The short answer here is: you can absolutely be out to your friends at school before being out to your family, and there is nothing wrong with making that choice if it is what feels best to you right now.

However, there is a little more to this dilemma, which I am going to take in two parts. First, let’s talk about waiting until you are “100% sure.” I get it, I reallllllyyy get it, but I don’t know that there is a guarantee that you will ever get to 100% on the SURE-ABOUT-IT meter, you know? Some of us do get there, but not all of us, and as someone who hasn’t ever felt SURE about one word lasting for my lifetime, I can tell you it is okay to never make it to 100%! I’ve been talking about this a bunch lately, but I think it bears repeating – our desires and identities and sexualities can change over time, and that doesn’t make any identity on our life’s continuum any less valid than any other identity! Meaning, if you come out to your parents today as ‘not straight,’ that is enough of a descriptor, and you don’t have to stay inside of those particular words forever.

Your parents likely don’t expect that you will only talk to them at the ‘end points’ of your life journeys. For starters, most of these journeys don’t have clean ‘end points,’ and I’d imagine most parents would want to be a part of the experience, the questions, and the beautiful parts that come in the in-betweens. If you think that your parents will be accepting of your sexuality overall, then telling them you don’t know exactly who you are yet, but that you know you aren’t straight, is a damn fine way to come out!
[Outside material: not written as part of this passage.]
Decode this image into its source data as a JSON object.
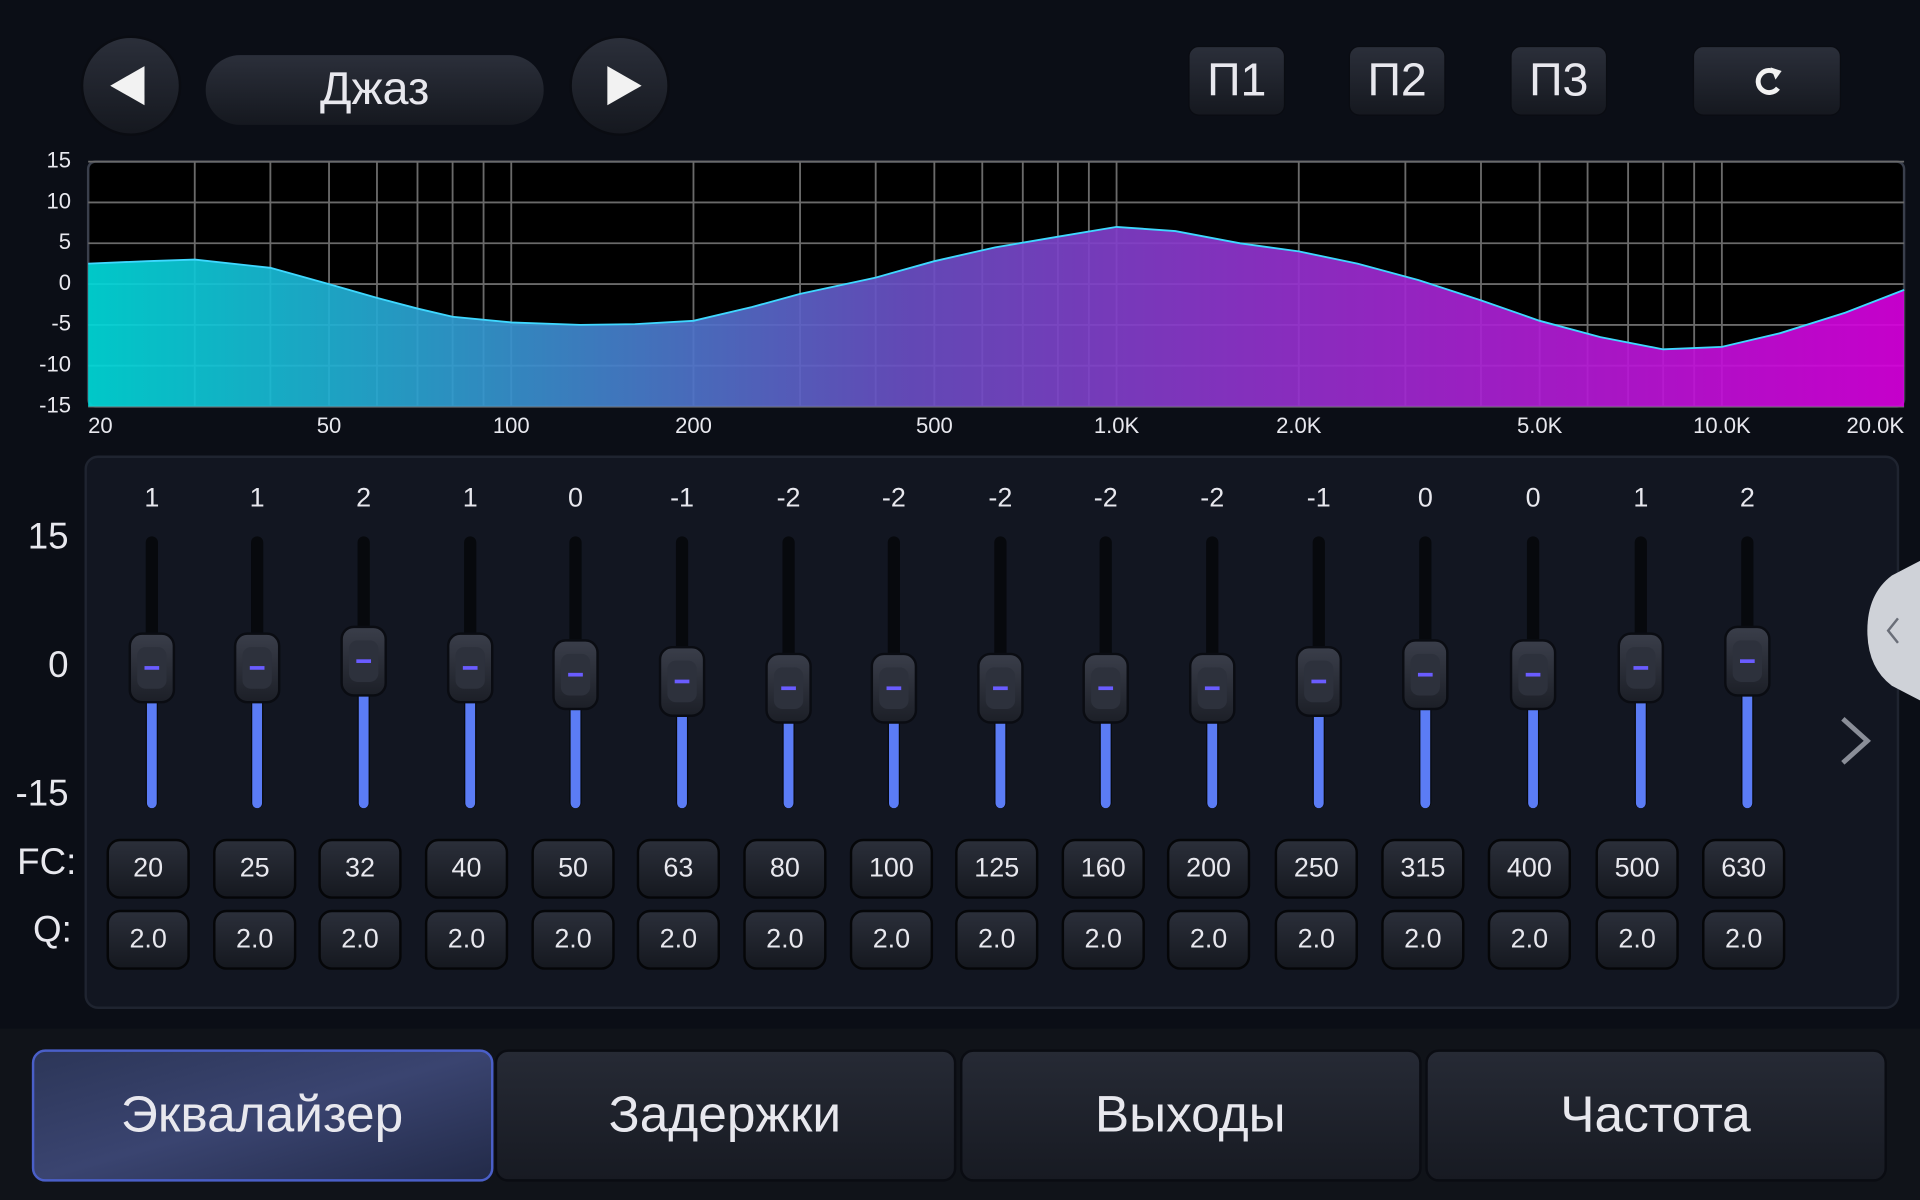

Second, I want to talk about the conflict you might be feeling in keeping something about yourself from your parents. This kind of decision is a really hard one to make, because you are negotiating between wanting to feel ready, and also wanting to feel like you can be open about who you are with people that you probably interact with a lot, and who also probably mean a whole bunch to you. It really is a tough call to make, which is why it is so personal to each person’s experience, and why it is so important to check in with yourself often about how you’re feeling.

The way I view it, you are weighing the feelings against each other to see which is the best decision for your heart and your wellbeing at the moment. If the weight of keeping something from your parents starts to be the bigger, more cumbersome feeling, then I think it is good to consider coming out (even if, as we talked about up there, you aren’t 100% certain of your identity just yet). Now, of course, if you are afraid that your parents will be very upset, or take extreme measures, this becomes a very different conversation (and one that involves having a clear plan in place before taking action), but your message doesn’t seem to suggest that this is part of your fear, Virginia. It seems, rather, that this is about timing what is right for you, what’s right for them, and when you should shift to a place of conversation with your family.

If you can, journal about it, or even just spend a few minutes before you fall asleep each night checking in on how you’re feeling. Make a system, even! Maybe you keep a notebook by your bed and you rank your “I want to tell my parents” feelings next to your “I’m not ready” feelings using a numbered scale or by putting a tally in the column that feels stronger to you. Then, over time, you’ll be able to see if those feelings change or if, perhaps, you really are more ready than you’d initially thought.

The bottom line is that there is no “wrong” answer here. This is your process, first and foremost. Your parents will have a process, too, but for now you have to do what makes you feel most comfortable, most safe, and most balanced.